Nel giro di poche ore il mercato petrolifero globale ha tirato il freno d’emergenza, azzerando il cosiddetto "premio di guerra" accumulato nelle ultime settimane di tensione. Le quotazioni hanno reagito con decisione: il Brent, riferimento internazionale, ha lasciato sul terreno circa il 5%, scivolando nell’area 83,5-83,9 dollari al barile, mentre il WTI statunitense ha registrato una flessione analoga.

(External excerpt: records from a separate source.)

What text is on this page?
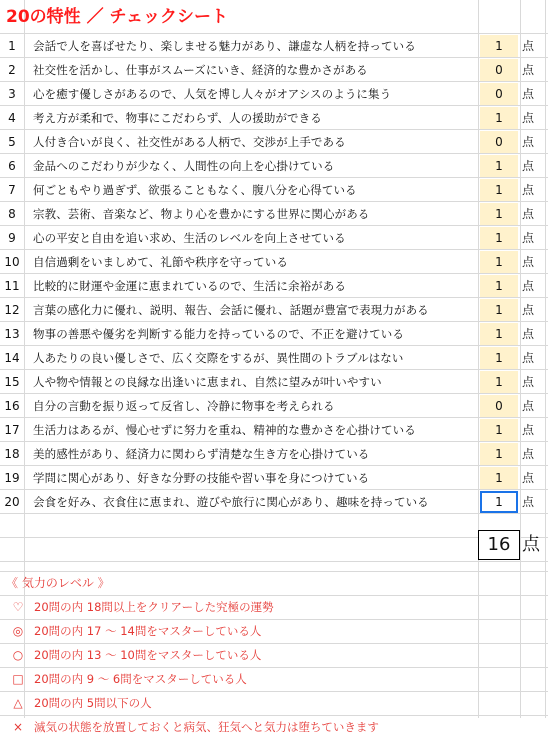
20の特性 ／ チェックシート
1	会話で人を喜ばせたり、楽しませる魅力があり、謙虚な人柄を持っている	1	点
2	社交性を活かし、仕事がスムーズにいき、経済的な豊かさがある	0	点
3	心を癒す優しさがあるので、人気を博し人々がオアシスのように集う	0	点
4	考え方が柔和で、物事にこだわらず、人の援助ができる	1	点
5	人付き合いが良く、社交性がある人柄で、交渉が上手である	0	点
6	金品へのこだわりが少なく、人間性の向上を心掛けている	1	点
7	何ごともやり過ぎず、欲張ることもなく、腹八分を心得ている	1	点
8	宗教、芸術、音楽など、物より心を豊かにする世界に関心がある	1	点
9	心の平安と自由を追い求め、生活のレベルを向上させている	1	点
10	自信過剰をいましめて、礼節や秩序を守っている	1	点
11	比較的に財運や金運に恵まれているので、生活に余裕がある	1	点
12	言葉の感化力に優れ、説明、報告、会話に優れ、話題が豊富で表現力がある	1	点
13	物事の善悪や優劣を判断する能力を持っているので、不正を避けている	1	点
14	人あたりの良い優しさで、広く交際をするが、異性間のトラブルはない	1	点
15	人や物や情報との良縁な出逢いに恵まれ、自然に望みが叶いやすい	1	点
16	自分の言動を振り返って反省し、冷静に物事を考えられる	0	点
17	生活力はあるが、慢心せずに努力を重ね、精神的な豊かさを心掛けている	1	点
18	美的感性があり、経済力に関わらず清楚な生き方を心掛けている	1	点
19	学問に関心があり、好きな分野の技能や習い事を身につけている	1	点
20	会食を好み、衣食住に恵まれ、遊びや旅行に関心があり、趣味を持っている	1	点
16 点
《 気力のレベル 》
♡ 20問の内 18問以上をクリアーした究極の運勢
◎ 20問の内 17 〜 14問をマスターしている人
○ 20問の内 13 〜 10問をマスターしている人
□ 20問の内 9 〜 6問をマスターしている人
△ 20問の内 5問以下の人
× 滅気の状態を放置しておくと病気、狂気へと気力は堕ちていきます
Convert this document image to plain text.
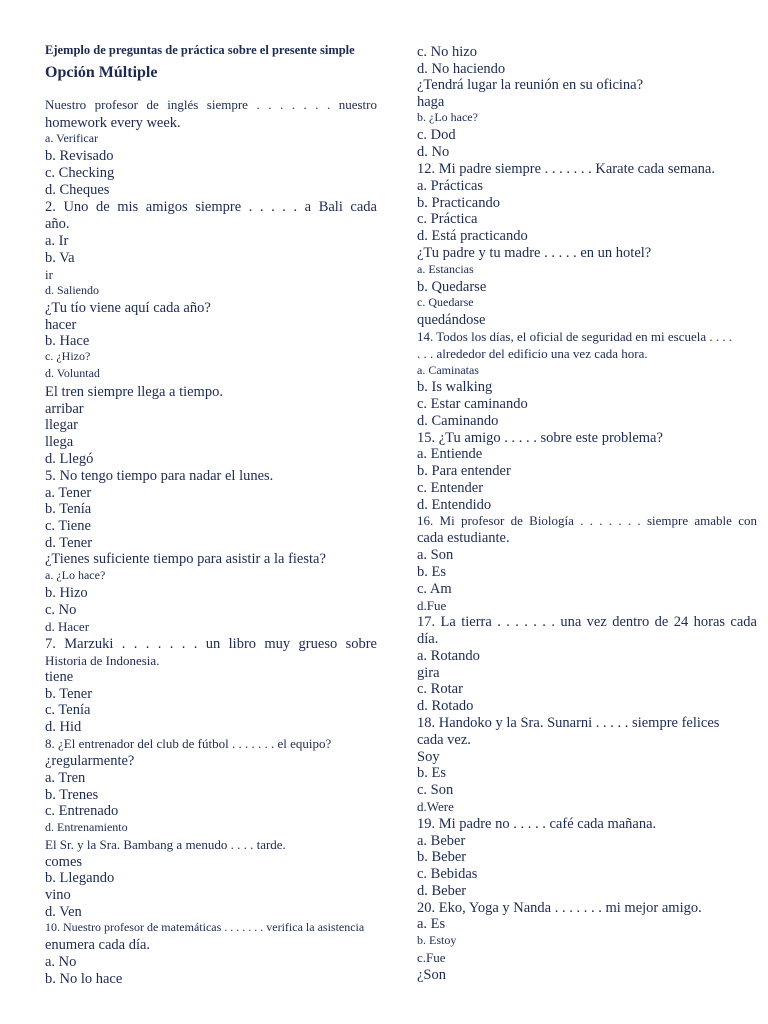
Ejemplo de preguntas de práctica sobre el presente simple
Opción Múltiple
Nuestro profesor de inglés siempre . . . . . . . nuestro
homework every week.
a. Verificar
b. Revisado
c. Checking
d. Cheques
2. Uno de mis amigos siempre . . . . . a Bali cada
año.
a. Ir
b. Va
ir
d. Saliendo
¿Tu tío viene aquí cada año?
hacer
b. Hace
c. ¿Hizo?
d. Voluntad
El tren siempre llega a tiempo.
arribar
llegar
llega
d. Llegó
5. No tengo tiempo para nadar el lunes.
a. Tener
b. Tenía
c. Tiene
d. Tener
¿Tienes suficiente tiempo para asistir a la fiesta?
a. ¿Lo hace?
b. Hizo
c. No
d. Hacer
7. Marzuki . . . . . . . un libro muy grueso sobre
Historia de Indonesia.
tiene
b. Tener
c. Tenía
d. Hid
8. ¿El entrenador del club de fútbol . . . . . . . el equipo?
¿regularmente?
a. Tren
b. Trenes
c. Entrenado
d. Entrenamiento
El Sr. y la Sra. Bambang a menudo . . . . tarde.
comes
b. Llegando
vino
d. Ven
10. Nuestro profesor de matemáticas . . . . . . . verifica la asistencia
enumera cada día.
a. No
b. No lo hace
c. No hizo
d. No haciendo
¿Tendrá lugar la reunión en su oficina?
haga
b. ¿Lo hace?
c. Dod
d. No
12. Mi padre siempre . . . . . . . Karate cada semana.
a. Prácticas
b. Practicando
c. Práctica
d. Está practicando
¿Tu padre y tu madre . . . . . en un hotel?
a. Estancias
b. Quedarse
c. Quedarse
quedándose
14. Todos los días, el oficial de seguridad en mi escuela . . . .
. . . alrededor del edificio una vez cada hora.
a. Caminatas
b. Is walking
c. Estar caminando
d. Caminando
15. ¿Tu amigo . . . . . sobre este problema?
a. Entiende
b. Para entender
c. Entender
d. Entendido
16. Mi profesor de Biología . . . . . . . siempre amable con
cada estudiante.
a. Son
b. Es
c. Am
d.Fue
17. La tierra . . . . . . . una vez dentro de 24 horas cada
día.
a. Rotando
gira
c. Rotar
d. Rotado
18. Handoko y la Sra. Sunarni . . . . . siempre felices
cada vez.
Soy
b. Es
c. Son
d.Were
19. Mi padre no . . . . . café cada mañana.
a. Beber
b. Beber
c. Bebidas
d. Beber
20. Eko, Yoga y Nanda . . . . . . . mi mejor amigo.
a. Es
b. Estoy
c.Fue
¿Son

A determinare la brusca inversione di rotta sono state le più recenti dichiarazioni di Donald Trump, che si è detto disposto a sospendere i raid militari se i negoziati con Teheran produrranno risultati concreti. Le piazze non stanno scontando un’intesa definitiva o la fine del confronto, ma, più realisticamente, la possibilità che l’escalation venga congelata e rinviata. Secondo indiscrezioni, sulla Casa Bianca pesano anche le sollecitazioni dei principali partner del Golfo — Qatar, Arabia Saudita ed Emirati Arabi Uniti — allarmati dalle ricadute che un ulteriore deterioramento del quadro avrebbe sull’economia regionale e mondiale.
Il fulcro della crisi resta lo Stretto di Hormuz, il più rilevante "chokepoint" energetico del pianeta: ogni giorno vi transitano circa 20 milioni di barili di greggio e un quinto del commercio globale di gas naturale liquefatto. Da questa rotta passano le esportazioni cruciali di Arabia Saudita, Iraq, Kuwait, Emirati Arabi Uniti e Iran; qualunque intralcio si riflette quasi immediatamente sulle quotazioni internazionali.